Abstract
This thesis advances the field of adversarial robustness in Deep Neural Networks (DNNs) for image classification. While DNNs achieve remarkable classification performance, their vulnerability to imperceptible adversarial perturbations that cause misclassifications remains a critical limitation. Adversarial training is currently the most effective method to defend against adversarial perturbations by providing more comprehensive protection. It improves the inherent robustness of the DNN during the training stage by exposing the model to adversarial examples and teaching it to classify them correctly. Other methods could not solve adversarial examples directly. Adversarial detections could detect an adversarial example, then reject it or process it. However, rejecting inputs may not be applicable under all conditions (e.g., safety-critical systems), and processing is a more complex problem. Data augmentation can improve the generalisation and robustness marginally. Adversarial training also has its drawbacks: lower clean accuracy and higher training cost. Our work introduces frameworks that improve model robustness and generalisation capabilities.
Firstly, we address the inherent limitations of the Cross-Entropy (CE) loss in adversarial training by developing a distance-based feature-adjusting framework. Recognising that the CE loss gradients align with perturbation-maximising directions, we propose the Extended Centre Loss (ECL) to enforce intra-class compactness and inter-class separability of the learned network. This approach simultaneously reduces embedding discrepancies between clean and adversarial examples, and disentangles overlapping class distributions, achieving superior robustness without compromising clean accuracy.
Secondly, existing adversarial training methods typically overlook the multi-modal nature of data distributions, which could negatively influence the performance of the trained model. To address this issue, a novel adversarial training framework, namely Adaptive Clustering Centre Alignment (ACCA), is proposed in this thesis. ACCA dynamically clusters each class into multiple clusters, constructing finer decision boundaries through a new loss. This framework demonstrates that explicitly accounting for multi-modality in feature space significantly enhances adversarial robustness compared to conventional approaches.
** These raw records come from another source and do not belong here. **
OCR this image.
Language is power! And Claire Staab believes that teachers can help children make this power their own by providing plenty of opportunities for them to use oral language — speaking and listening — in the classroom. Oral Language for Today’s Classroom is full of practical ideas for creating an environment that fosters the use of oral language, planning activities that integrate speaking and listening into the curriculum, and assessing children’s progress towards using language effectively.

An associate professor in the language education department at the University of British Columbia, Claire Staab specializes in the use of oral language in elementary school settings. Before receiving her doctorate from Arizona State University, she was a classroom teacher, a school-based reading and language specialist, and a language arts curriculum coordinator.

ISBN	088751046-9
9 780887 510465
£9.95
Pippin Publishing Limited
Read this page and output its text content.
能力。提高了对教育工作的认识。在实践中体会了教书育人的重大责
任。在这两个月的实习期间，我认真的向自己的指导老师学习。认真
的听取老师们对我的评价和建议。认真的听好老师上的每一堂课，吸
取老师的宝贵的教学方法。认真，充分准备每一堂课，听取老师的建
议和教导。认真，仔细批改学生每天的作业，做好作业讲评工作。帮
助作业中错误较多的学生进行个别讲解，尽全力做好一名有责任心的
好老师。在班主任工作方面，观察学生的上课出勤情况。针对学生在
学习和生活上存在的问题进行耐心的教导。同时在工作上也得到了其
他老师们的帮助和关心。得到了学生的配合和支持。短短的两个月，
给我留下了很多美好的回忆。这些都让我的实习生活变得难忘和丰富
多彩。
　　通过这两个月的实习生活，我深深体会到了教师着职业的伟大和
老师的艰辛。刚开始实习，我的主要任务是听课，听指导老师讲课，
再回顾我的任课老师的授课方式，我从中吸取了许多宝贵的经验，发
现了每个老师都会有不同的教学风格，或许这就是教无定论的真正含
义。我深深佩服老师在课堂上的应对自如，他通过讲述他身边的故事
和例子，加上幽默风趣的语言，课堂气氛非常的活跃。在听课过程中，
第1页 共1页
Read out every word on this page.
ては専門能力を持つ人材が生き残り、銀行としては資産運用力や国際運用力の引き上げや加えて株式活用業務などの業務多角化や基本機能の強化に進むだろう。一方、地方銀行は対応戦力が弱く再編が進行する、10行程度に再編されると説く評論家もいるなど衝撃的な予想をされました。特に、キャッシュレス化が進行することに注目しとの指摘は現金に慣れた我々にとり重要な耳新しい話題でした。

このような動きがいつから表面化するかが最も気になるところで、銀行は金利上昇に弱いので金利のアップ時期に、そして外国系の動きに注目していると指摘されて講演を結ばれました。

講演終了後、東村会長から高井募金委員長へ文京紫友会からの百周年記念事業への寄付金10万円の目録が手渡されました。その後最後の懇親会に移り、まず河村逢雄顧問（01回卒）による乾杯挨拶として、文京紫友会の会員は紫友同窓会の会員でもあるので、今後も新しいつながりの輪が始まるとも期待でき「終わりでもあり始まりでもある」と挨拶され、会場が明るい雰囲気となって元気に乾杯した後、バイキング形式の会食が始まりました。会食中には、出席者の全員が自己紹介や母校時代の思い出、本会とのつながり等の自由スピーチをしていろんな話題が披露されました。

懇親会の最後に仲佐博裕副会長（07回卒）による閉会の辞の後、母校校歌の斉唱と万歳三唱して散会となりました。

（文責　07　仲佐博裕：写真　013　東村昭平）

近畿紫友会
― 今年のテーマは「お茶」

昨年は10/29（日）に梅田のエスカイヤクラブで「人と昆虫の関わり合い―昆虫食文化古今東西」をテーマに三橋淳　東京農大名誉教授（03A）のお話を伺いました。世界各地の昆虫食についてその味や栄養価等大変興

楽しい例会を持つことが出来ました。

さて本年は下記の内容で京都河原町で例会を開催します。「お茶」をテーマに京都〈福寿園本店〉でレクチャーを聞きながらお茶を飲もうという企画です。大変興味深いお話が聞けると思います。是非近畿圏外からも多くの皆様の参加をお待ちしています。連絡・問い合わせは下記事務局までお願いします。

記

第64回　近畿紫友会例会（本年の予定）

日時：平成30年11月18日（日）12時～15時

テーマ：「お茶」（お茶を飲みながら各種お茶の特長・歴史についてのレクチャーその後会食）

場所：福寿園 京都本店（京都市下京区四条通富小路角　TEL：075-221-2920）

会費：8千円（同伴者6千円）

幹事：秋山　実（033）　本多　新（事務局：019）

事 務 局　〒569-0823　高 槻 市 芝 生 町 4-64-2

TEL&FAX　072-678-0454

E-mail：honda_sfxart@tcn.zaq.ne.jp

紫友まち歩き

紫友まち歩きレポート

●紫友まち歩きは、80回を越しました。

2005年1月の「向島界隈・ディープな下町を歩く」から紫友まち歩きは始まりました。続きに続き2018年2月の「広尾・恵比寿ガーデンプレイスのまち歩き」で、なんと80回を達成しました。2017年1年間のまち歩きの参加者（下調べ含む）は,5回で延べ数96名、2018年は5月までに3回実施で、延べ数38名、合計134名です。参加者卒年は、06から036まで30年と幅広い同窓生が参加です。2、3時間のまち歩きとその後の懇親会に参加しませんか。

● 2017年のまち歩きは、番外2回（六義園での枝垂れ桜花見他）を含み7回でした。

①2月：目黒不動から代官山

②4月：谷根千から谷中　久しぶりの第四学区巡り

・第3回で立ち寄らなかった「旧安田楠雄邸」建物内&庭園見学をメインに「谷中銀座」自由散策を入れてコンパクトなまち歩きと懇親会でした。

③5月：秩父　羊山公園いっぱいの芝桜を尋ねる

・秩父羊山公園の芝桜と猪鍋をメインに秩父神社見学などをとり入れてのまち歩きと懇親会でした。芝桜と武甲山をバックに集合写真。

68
Lastly, we utilise adversarial training methods to improve the standard accuracy. The first approach is to balance the long-tailed data distribution that leads to underfitting on minority classes. Although this biased problem has been extensively studied by the research community, existing approaches mainly focus on the class-wise (inter-class) imbalance problems. To this end, we present a method that addresses both inter-class and intra-class imbalance by strategically injecting minority features into majority samples via adversarial perturbations. Furthermore, we introduce a framework, namely Mixup Propagation (MixProp), that adopts multiple Batch Normalisation (BN) layers to process clean and adversarial examples separately. MixProp effectively enhances the performance of DNNs in classifying both clean and distorted images with reduced training cost compared to standard adversarial training approaches.